Now, my mother isn’t one to make a big deal about things. A couple years ago I decided to explore my sexuality a bit and dip a toe over the other side of the fence if you will, and I told my mom I needed to talk to her in person, and it wasn’t something that was a phone convo. When I got there, we talked and I told her that I thought I was Bi, or at least Bi-Curious. After talking to her, she just goes “and you couldn’t tell me this over the phone because? I was freaking out thinking you were going to tell me you’re pregnant!” So when she told me to call her, I knew it had to be important.

So I called her, and the first thing she asked me is when I last spoke to my sister. I told her I was literally just messaging her (I was telling her about the rats as well). She asked if she told me anything, and I said no, getting concerned.

At this point my mother takes a deep breath and, in a voice that sounds like she’s holding back tears, says to me, “Ariah was at the Clinton pool, the other day, about a week ago, and... she was raped.”

My sister is 13, just about to turn 14, I don’t know if she was there alone or not, her parents both work and they don’t live far away from the pool, when I lived with them we would go down there all the time and swim in the summer. My mother was practically in tears telling me about this, we don’t have much information right now, at least not that I’ve been told, she said it was some 15 year old she met, they told the detectives everything they needed. But now my sister is afraid to be in the house by herself, when she would normally be happy to have the house to herself; she can’t sleep on her own anymore, she’s been sleeping with my mother downstairs in the living room on the couch; she’s not doing so well, and neither is my mom. Her father wants to kill the guy, and I don’t blame him. I do too.

When she was telling me about it, I started shaking and I was getting furious, and I could feel my chest tightening up after a few minutes and I could feel the onset of a panic attack. I feel like I needed to cry but I couldn’t, I couldn’t stop shaking, I just wanted to stab something.
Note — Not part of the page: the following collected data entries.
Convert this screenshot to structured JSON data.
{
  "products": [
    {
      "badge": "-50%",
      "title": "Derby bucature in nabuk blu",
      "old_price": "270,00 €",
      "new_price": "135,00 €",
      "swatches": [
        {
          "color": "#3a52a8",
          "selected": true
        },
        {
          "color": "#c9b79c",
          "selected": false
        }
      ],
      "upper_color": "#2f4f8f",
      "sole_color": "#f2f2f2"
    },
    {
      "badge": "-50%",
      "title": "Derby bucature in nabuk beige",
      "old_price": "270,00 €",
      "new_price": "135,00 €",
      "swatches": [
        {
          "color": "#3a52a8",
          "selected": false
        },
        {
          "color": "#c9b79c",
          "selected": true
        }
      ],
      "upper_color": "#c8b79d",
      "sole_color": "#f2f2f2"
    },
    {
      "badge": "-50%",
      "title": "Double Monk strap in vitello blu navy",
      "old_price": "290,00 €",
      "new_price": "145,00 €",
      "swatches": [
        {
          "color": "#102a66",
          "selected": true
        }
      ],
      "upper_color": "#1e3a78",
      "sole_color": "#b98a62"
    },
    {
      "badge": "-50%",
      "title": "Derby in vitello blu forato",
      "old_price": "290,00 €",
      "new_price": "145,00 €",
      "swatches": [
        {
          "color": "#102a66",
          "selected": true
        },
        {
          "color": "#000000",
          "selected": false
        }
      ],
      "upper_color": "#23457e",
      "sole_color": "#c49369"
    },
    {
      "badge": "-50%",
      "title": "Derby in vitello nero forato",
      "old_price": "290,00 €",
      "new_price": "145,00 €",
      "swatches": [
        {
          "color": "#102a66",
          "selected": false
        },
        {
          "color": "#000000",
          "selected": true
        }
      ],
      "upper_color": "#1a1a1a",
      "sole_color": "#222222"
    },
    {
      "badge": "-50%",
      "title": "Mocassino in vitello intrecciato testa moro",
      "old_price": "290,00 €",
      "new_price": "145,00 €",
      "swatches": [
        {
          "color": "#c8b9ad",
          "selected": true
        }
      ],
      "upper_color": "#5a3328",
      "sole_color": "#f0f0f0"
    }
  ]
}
I was lucky because my boyfriend was still here and he was able to calm me down before I did anything rash, but usually when I get bad panics attacks and my anxiety starts acting up like it did (all I could think about was all the times I had taken her down there when I’d visit in the summer, when I was still in high school a couple years ago, just the two of us, or even times when I’d go down there with my friends, and how lucky we were nothing happened to us then) usually I end up cutting. I’m trying to break from the habit but now that I’m stressed out and panicking and angry (especially since I can’t really do anything) and my bf went home so I have nothing to counteract everything that’s going through my brain, it’s getting bad again. My mind is getting violent..

What should I do? I cant do anything to help them, and it’s stressing me out very much.. any advice?